Setting and Patients
Patients presenting with head and neck squamous cell carcinoma (N=25) and other carcinomas at the University of South Alabama Medical Center, Mobile, underwent a biopsy, and the tumors were mechanically dispersed and were then tested for oncofetal antigen expression directly in flow cytometry. The tumors were also cultured and tested as squamous carcinoma cell lines. Growing squamous carcinoma cells and uncultured tumor cells were stained with MoAb 115 or control MoAb. Extracts of the cells were banded by electrophoresis in gels, Western blotted, and reacted with MoAbs and enzyme-linked immunosorbent assay second antibody. Time-mated mouse fetus and human fetal cells were also stained with MoAb 115 or control antibody and analyzed in the flow cytometer.

Results
Eight- to 13-day mouse fetal cells conferred protection against syngeneic tumor challenge. Term 18- to 21-day fetal or neonate or adult mouse cells were nonprotective. All head and neck squamous cell carcinomas tested expressed 44-kd oncofetal antigen by flow cytometric analysis and in Western blots as did ATCC cell lines of these tumors, whereas normal control tissues were negative. Second trimester human fetal cells were 44-kd oncofetal antigen positive. A large spectrum of rodent sarcomas and lymphomas express the OFA.

Conclusions
Shared 44-kd oncofetal antigen OFA offers promise as a tumor detection marker in human squamous cell carcinoma and other human carcinoma development, and syngeneic mouse tumors are good model systems to explore oncofetal antigen antigenicity.

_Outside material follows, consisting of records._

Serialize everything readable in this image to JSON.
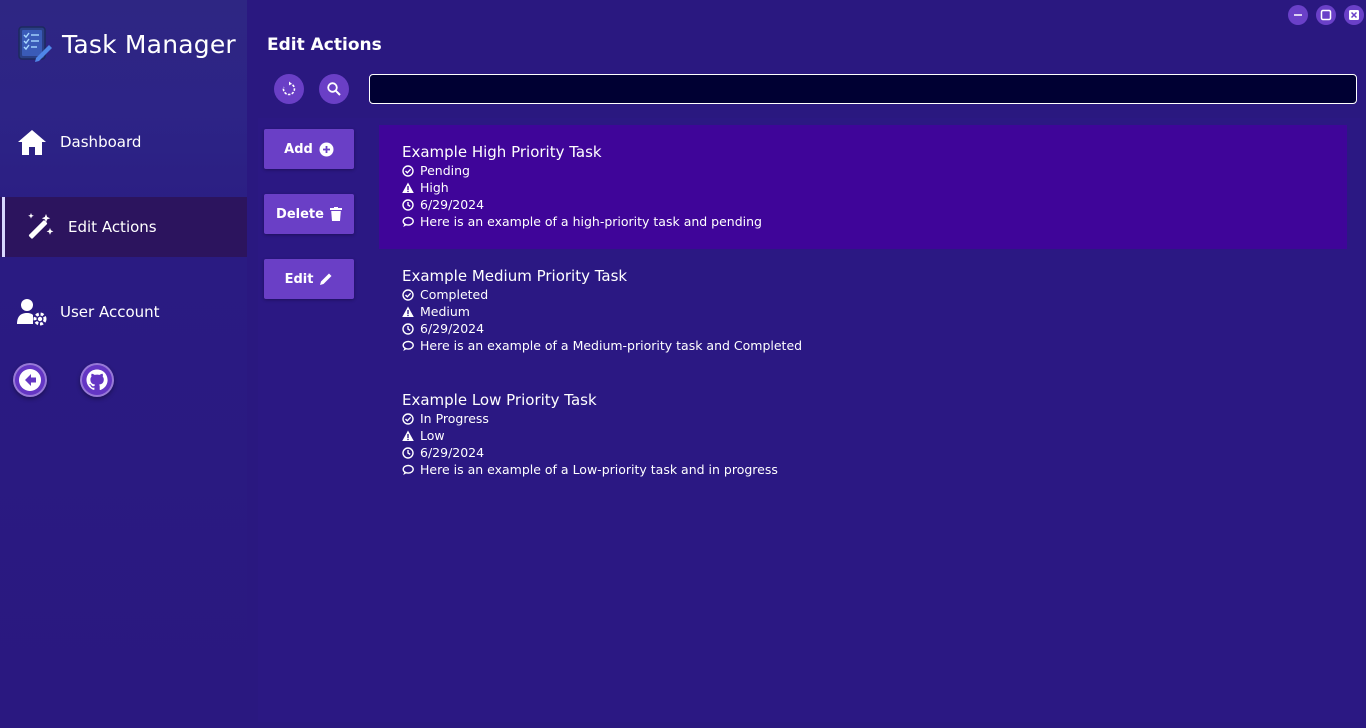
{
  "app": {
    "title": "Task Manager"
  },
  "sidebar": {
    "items": [
      {
        "label": "Dashboard",
        "icon": "home-icon"
      },
      {
        "label": "Edit Actions",
        "icon": "magic-wand-icon",
        "active": true
      },
      {
        "label": "User Account",
        "icon": "user-gear-icon"
      }
    ],
    "footer_buttons": [
      {
        "icon": "back-arrow-icon"
      },
      {
        "icon": "github-icon"
      }
    ]
  },
  "window_controls": [
    "minimize",
    "maximize",
    "close"
  ],
  "page": {
    "title": "Edit Actions"
  },
  "toolbar": {
    "refresh_icon": "refresh-icon",
    "search_icon": "search-icon",
    "search_value": "",
    "search_placeholder": ""
  },
  "actions": {
    "add_label": "Add",
    "delete_label": "Delete",
    "edit_label": "Edit"
  },
  "tasks": [
    {
      "title": "Example High Priority Task",
      "status": "Pending",
      "priority": "High",
      "date": "6/29/2024",
      "description": "Here is an example of a high-priority task and pending",
      "selected": true
    },
    {
      "title": "Example Medium Priority Task",
      "status": "Completed",
      "priority": "Medium",
      "date": "6/29/2024",
      "description": "Here is an example of a Medium-priority task and Completed"
    },
    {
      "title": "Example Low Priority Task",
      "status": "In Progress",
      "priority": "Low",
      "date": "6/29/2024",
      "description": "Here is an example of a Low-priority task and in progress"
    }
  ],
  "colors": {
    "background": "#2a1880",
    "sidebar_active": "#2c145e",
    "accent": "#6a3fc6",
    "selected_task": "#3f0599",
    "search_bg": "#000033"
  }
}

(Arch Otolaryngol Head Neck Surg. 1993;119:1257-1266)



Footnotes

From the Department of Microbiology and Immunology, University of South Alabama, College of Medicine, Mobile, (Drs Coggin, Hester, Barsoum, and Rashid); the Division of Natural Science, Mobile (Ala) College (Dr Rohrer); and the Department of Otolaryngology, Emory Clinic, Atlanta, Ga (Dr Gussack).